450 Tassen sind verschwunden

Bilanz Wintertreff

Es sollte eine urige Veranstaltung zur Einstimmung auf die Vorweihnachtszeit werden. Um es noch gemütlicher zu machen, hatte der Verein „Natürlich Kirchhellen“ als Veranstalter des Wintertreffs in diesem Jahr erstmalig auf einen Tassenpfand verzichtet. Doch das ging nach hinten los.

Kirchhellen

, 01.12.2016, 17:43 Uhr / Lesedauer: 2 min
Viele der Tassen, in denen beim Wintertreff Glühwein und Co. ausgeschenkt wurden, fehlen.

Viele der Tassen, in denen beim Wintertreff Glühwein und Co. ausgeschenkt wurden, fehlen.

„Uns fehlen rund 450 Tassen. 13 Spülkisten blieben am Ende leer. Das ist kein Pappenstiel“, klagt Gundis Jansen-Garz (Foto), 2. Vorsitzende, im Gespräch mit unserer Zeitung. Auf den Kosten bleibt der kleine Verein sitzen – Jansen-Garz rechnet mit mindestens 500 Euro. Da viele Gäste des Wintertreffs nicht nur ein Getränk bestellen, war die Sache mit dem Pfand in der Vergangenheit immer etwas umständlich gewesen. Daher hatte „Natürlich Kirchhellen“ ihn in diesem Jahr kurzerhand abgeschafft. „Wir vertrauen den Kirchhellenern. Hier ticken die Uhren noch anders“, hatte Vorsitzender Werner Dierichs noch vor drei Wochen gesagt.

In der Mülltonne

Jetzt wurden er und seine Mitstreiter eines Besseren belehrt. „Dass einige Gäste Tassen als Souvenir mit nach Hause nehmen würden, war absehbar.
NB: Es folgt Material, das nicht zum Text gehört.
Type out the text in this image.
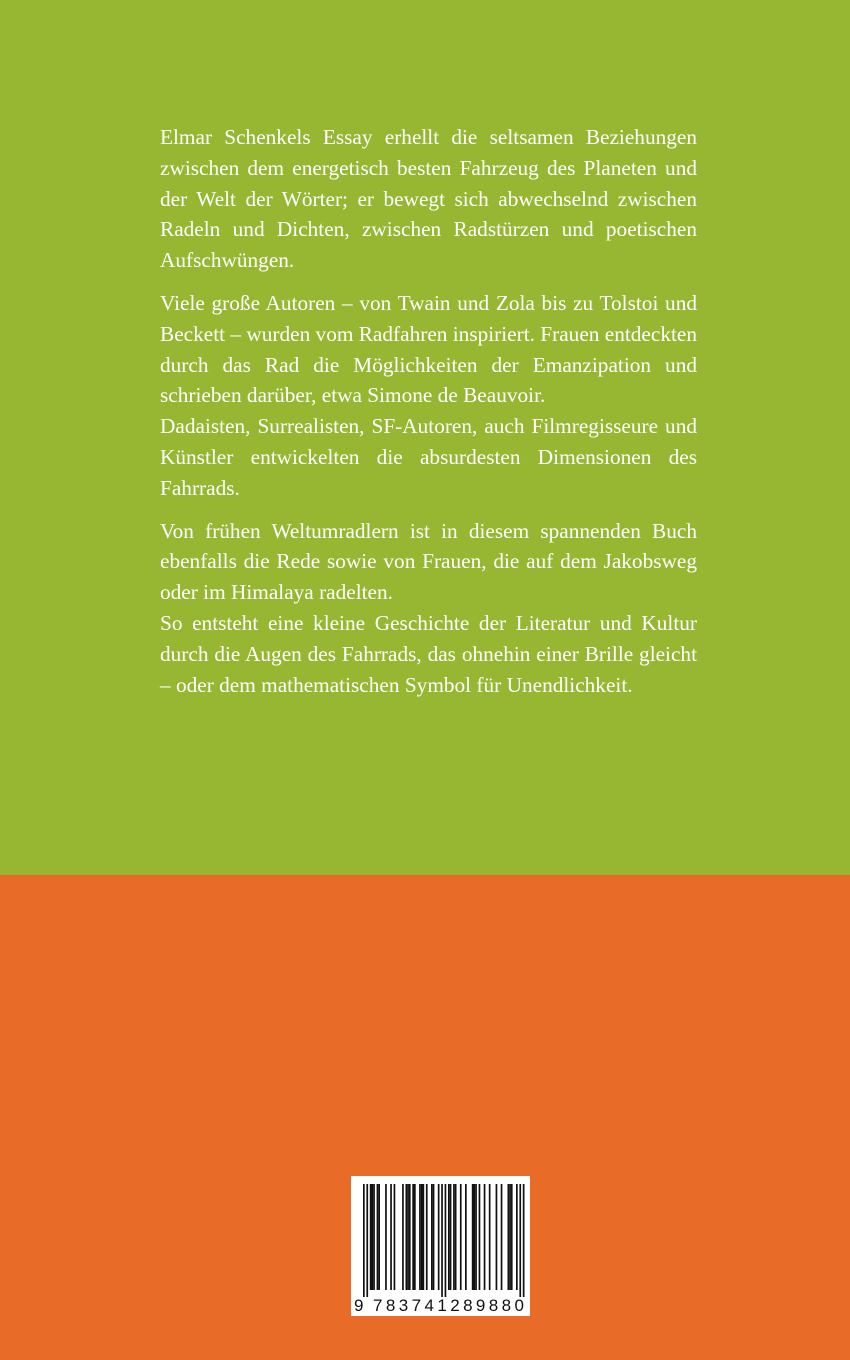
Elmar Schenkels Essay erhellt die seltsamen Beziehungen zwischen dem energetisch besten Fahrzeug des Planeten und der Welt der Wörter; er bewegt sich abwechselnd zwischen Radeln und Dichten, zwischen Radstürzen und poetischen Aufschwüngen.

Viele große Autoren – von Twain und Zola bis zu Tolstoi und Beckett – wurden vom Radfahren inspiriert. Frauen entdeckten durch das Rad die Möglichkeiten der Emanzipation und schrieben darüber, etwa Simone de Beauvoir.

Dadaisten, Surrealisten, SF-Autoren, auch Filmregisseure und Künstler entwickelten die absurdesten Dimensionen des Fahrrads.

Von frühen Weltumradlern ist in diesem spannenden Buch ebenfalls die Rede sowie von Frauen, die auf dem Jakobsweg oder im Himalaya radelten.

So entsteht eine kleine Geschichte der Literatur und Kultur durch die Augen des Fahrrads, das ohnehin einer Brille gleicht – oder dem mathematischen Symbol für Unendlichkeit.

9 783741289880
Mit so vielen haben wir aber nicht gerechnet“, sagt Jansen-Garz. Sauer stößt den Verantwortlichen vor allem auf, dass sie allein am Samstagmorgen 40 Tassen in den Mülltonnen gefunden haben. „Das ist grober Unfug und gemein“, stellt Werner Dierichs fest.

Doch nicht nur die Tassen fehlen: Vermisst werden auch sieben Dekogläser, ein Tannenbaum und die Holzfiguren, die an der Tanne des Kinderzeltes hingen. Eine der Figuren hatte Jansen-Garz noch auf dem Boden liegend gefunden, der Rest ist verschwunden. „So etwas können wir nicht nachvollziehen. Wer macht so etwas?“

Pfand oder höhere Preise

Für die Zukunft müsse man nun überlegen, wie und ob man im kommenden Jahr dekoriere. Was die Tassen angeht, müsse entweder wieder Pfand erhoben oder die Glühweinpreise angehoben werden. „Egal, was wir machen, die ehrlichen Gäste sind die Dummen“, so Jansen-Garz.

Da es – insbesondere am Freitag – zu erheblichen Verzögerungen beim Getränkeaussschank gekommen war, sei eine Wiedereinführung des Tassenpfandes eigentlich keine besonders praktikable Option. Kritik, es habe zu wenig Ausschankmöglichkeiten gegeben, nimmt sich der Verein aber zu Herzen. „Wir werden sehen, was wir im nächsten Jahr anders machen. Andererseits war das Benehmen der Leute teilweise auch einfach unter aller Sau“, so die 2. Vorsitzende.